Max Weber's main thesis in "Asceticism and the Spirit of Capitalism
" (chapter 5 of "The Protestant Ethic and the Spirit of Capitalism") is that the meaning imposed my people and cultures on their
beliefs and values has great influence on the manner in which they perceive
their reality and act within it. Weber demonstrates his thesis on the case of
the ascetic Protestants, especially Calvinistic ones, in order to show how
their behavior is the result of a religious ideology which they took upon
themselves and which directed they're daily activities.
Max Weber does not deny Marx's material explanations of history, but he does
feel that they are a bit one-sided and one-dimensional. Weber would like to add
that beyond means and relations of production and so forth there are cultural
and religious factors which hold great weight in shaping social life.
According to Weber, Calvinistic principles emphasized work as an ascetic
mean to avoid temptation and as the purpose of human existence. Work was for
them a moral issue, a divine decree which is imposed on all, rich and poor.
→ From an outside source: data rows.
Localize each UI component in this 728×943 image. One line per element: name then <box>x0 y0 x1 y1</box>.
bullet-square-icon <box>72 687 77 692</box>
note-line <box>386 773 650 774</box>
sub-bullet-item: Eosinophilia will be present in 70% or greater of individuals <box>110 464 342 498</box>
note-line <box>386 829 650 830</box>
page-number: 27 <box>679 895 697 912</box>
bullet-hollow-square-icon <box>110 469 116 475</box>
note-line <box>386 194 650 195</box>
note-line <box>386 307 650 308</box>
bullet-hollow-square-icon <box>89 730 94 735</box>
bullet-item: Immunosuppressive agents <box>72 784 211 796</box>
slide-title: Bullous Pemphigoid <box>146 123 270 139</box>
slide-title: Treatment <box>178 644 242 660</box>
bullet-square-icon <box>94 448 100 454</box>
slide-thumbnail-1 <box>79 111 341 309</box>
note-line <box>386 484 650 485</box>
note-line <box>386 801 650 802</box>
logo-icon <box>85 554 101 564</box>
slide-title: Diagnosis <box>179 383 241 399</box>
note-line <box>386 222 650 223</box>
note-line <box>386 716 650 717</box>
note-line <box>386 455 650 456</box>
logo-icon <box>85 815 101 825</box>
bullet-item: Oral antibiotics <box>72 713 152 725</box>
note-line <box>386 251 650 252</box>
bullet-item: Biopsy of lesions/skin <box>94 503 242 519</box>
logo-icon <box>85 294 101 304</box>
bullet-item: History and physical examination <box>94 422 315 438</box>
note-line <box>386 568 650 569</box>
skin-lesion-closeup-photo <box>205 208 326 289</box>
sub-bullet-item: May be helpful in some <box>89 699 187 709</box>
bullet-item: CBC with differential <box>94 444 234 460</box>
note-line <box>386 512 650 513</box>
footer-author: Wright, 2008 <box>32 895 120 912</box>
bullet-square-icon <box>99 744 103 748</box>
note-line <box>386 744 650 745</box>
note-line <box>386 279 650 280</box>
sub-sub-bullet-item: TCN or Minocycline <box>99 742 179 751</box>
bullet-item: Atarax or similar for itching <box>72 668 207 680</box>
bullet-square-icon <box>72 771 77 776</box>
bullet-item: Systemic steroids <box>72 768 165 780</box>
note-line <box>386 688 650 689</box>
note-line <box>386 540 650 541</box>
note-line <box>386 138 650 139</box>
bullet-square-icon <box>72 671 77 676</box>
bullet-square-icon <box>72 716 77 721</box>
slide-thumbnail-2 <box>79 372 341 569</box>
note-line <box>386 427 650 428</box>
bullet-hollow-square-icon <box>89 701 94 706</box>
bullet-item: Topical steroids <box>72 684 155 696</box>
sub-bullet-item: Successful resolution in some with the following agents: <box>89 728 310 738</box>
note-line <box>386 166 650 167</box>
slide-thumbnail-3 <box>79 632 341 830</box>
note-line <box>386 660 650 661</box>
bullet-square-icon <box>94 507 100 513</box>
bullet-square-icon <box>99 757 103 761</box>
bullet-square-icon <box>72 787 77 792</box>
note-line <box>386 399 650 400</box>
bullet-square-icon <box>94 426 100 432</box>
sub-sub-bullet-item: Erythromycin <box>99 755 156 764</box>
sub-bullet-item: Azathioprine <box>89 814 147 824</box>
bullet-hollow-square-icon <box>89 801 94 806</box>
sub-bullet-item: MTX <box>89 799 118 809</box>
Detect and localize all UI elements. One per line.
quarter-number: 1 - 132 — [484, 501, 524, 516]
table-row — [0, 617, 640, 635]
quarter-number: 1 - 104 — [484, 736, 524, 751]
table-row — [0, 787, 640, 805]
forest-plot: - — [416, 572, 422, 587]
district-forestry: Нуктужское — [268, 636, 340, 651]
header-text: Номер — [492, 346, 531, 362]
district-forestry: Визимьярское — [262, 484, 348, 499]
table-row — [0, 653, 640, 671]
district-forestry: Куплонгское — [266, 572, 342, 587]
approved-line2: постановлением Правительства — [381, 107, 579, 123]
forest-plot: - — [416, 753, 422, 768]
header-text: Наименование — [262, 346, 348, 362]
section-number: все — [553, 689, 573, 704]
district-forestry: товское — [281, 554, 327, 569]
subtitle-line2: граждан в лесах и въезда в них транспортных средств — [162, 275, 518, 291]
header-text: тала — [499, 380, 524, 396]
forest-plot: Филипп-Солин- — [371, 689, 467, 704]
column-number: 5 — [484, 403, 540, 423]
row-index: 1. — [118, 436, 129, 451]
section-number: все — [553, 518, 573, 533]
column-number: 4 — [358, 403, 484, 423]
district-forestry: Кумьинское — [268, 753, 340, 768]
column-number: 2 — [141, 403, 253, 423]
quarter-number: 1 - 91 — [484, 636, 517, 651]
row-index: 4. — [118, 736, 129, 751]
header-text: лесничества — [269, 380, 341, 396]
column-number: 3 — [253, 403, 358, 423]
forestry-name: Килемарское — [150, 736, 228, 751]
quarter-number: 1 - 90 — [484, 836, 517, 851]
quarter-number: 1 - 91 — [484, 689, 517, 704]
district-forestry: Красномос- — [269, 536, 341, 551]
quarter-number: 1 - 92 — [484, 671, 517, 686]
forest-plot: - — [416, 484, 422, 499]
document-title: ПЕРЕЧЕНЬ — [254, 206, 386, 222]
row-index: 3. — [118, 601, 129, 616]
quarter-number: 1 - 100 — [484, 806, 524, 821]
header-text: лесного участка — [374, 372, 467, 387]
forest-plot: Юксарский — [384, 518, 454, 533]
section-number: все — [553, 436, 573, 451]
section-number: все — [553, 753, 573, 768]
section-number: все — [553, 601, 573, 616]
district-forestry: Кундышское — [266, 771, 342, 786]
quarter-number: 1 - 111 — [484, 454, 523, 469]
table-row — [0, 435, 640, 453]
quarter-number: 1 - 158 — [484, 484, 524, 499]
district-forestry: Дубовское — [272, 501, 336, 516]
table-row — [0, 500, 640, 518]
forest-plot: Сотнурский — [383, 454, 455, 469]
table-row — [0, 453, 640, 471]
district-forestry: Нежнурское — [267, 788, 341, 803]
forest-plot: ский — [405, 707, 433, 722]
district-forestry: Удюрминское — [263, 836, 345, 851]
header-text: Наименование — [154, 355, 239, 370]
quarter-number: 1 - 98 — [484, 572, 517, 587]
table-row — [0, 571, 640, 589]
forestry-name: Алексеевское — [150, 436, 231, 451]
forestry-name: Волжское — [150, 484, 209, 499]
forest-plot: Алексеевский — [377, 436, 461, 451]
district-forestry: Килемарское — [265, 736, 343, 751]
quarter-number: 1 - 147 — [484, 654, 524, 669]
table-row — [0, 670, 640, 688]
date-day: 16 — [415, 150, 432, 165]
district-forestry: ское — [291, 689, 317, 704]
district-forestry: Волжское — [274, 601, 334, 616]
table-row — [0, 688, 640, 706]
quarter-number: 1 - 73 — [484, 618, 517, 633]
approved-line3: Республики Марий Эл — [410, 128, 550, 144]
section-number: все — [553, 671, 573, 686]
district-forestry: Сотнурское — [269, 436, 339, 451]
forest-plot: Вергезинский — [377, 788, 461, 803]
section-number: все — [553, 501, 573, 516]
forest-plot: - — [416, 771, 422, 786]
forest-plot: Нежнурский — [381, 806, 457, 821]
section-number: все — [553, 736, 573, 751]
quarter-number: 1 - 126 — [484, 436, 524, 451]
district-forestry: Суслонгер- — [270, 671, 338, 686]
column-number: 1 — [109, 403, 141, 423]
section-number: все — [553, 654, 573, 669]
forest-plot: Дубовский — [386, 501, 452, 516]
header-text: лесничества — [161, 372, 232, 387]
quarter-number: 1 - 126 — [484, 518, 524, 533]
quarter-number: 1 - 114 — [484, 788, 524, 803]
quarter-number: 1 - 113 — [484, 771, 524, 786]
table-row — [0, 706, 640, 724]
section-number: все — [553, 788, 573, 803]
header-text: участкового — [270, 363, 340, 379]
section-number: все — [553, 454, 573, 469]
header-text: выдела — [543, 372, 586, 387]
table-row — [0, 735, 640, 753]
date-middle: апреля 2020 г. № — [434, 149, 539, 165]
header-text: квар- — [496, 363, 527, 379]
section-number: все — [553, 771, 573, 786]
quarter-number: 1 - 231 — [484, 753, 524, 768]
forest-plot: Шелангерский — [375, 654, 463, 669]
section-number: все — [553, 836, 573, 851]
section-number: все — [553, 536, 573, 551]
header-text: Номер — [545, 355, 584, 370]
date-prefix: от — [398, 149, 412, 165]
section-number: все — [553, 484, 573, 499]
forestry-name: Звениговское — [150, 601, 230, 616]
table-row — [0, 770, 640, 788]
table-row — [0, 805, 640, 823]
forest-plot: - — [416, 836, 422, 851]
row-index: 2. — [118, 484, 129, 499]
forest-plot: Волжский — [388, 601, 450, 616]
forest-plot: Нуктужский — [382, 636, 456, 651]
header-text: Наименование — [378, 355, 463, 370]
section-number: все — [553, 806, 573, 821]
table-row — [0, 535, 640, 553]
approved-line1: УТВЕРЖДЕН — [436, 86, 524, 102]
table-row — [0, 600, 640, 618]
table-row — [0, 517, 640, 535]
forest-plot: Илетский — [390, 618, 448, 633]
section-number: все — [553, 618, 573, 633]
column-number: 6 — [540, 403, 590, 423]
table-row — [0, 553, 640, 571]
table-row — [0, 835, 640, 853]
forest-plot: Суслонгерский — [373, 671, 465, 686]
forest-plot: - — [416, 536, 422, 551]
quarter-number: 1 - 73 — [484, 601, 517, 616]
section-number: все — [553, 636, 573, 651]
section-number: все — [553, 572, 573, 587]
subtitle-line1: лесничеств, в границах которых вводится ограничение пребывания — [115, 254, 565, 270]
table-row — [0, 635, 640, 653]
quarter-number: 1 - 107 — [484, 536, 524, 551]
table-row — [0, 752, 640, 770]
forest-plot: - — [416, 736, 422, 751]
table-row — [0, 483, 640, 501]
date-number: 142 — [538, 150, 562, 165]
Accordingly, the division of labor was perceived as part of the divine program
on earth and therefore fulfilling one's part in it was doing god's biding.
According to the Protestant ethic you were supposed to play your assigned role
in life in order to do your part for the common good. This means two things
that are very important for capitalism: 1. There more important and significant
your job is the more god likes you. 2. The better you are at your job the
better you are as a person. Both these implications can be measure in financial
terms: if you have money – it means that you are a good person.
Profit and wealth are thus perceived by the Protestant ethic as a sign
of god's grace. Prosperity is an indication that you are on god's good side and
that you will be redeemed in the afterlife. Furthermore, wealth is good and
justified if it is used for generating more wealth, and not for idle hedonistic
enjoyments. This is of course also very important for capitalism, as Weber
notes.
According to Weber the ascetic ideology denounces luxury and ostentatious
wealth and opposes unfairness and greed. This approach relates negatively to
both feudal nobility and beggars which live at the expense of others. The ascetic
ideology according to Weber is favorable towards the hard working, law abiding
rational bourgeois that accumulate wealth through diligences and frugality. Leisure
is only tolerable in the eyes of the ascetic ethic, and it is allowed only as
long as it does not lead to indulgence or empty enjoyment.
For Weber, capitalism is the ascetic spirit stripped from its religious
origins. The protestant decree of behaving according to one's business interests
as a form of reverence aided in legitimizing capitalistic inequality. The bourgeois
rich can now enjoy both worlds: material gains and moral virtue.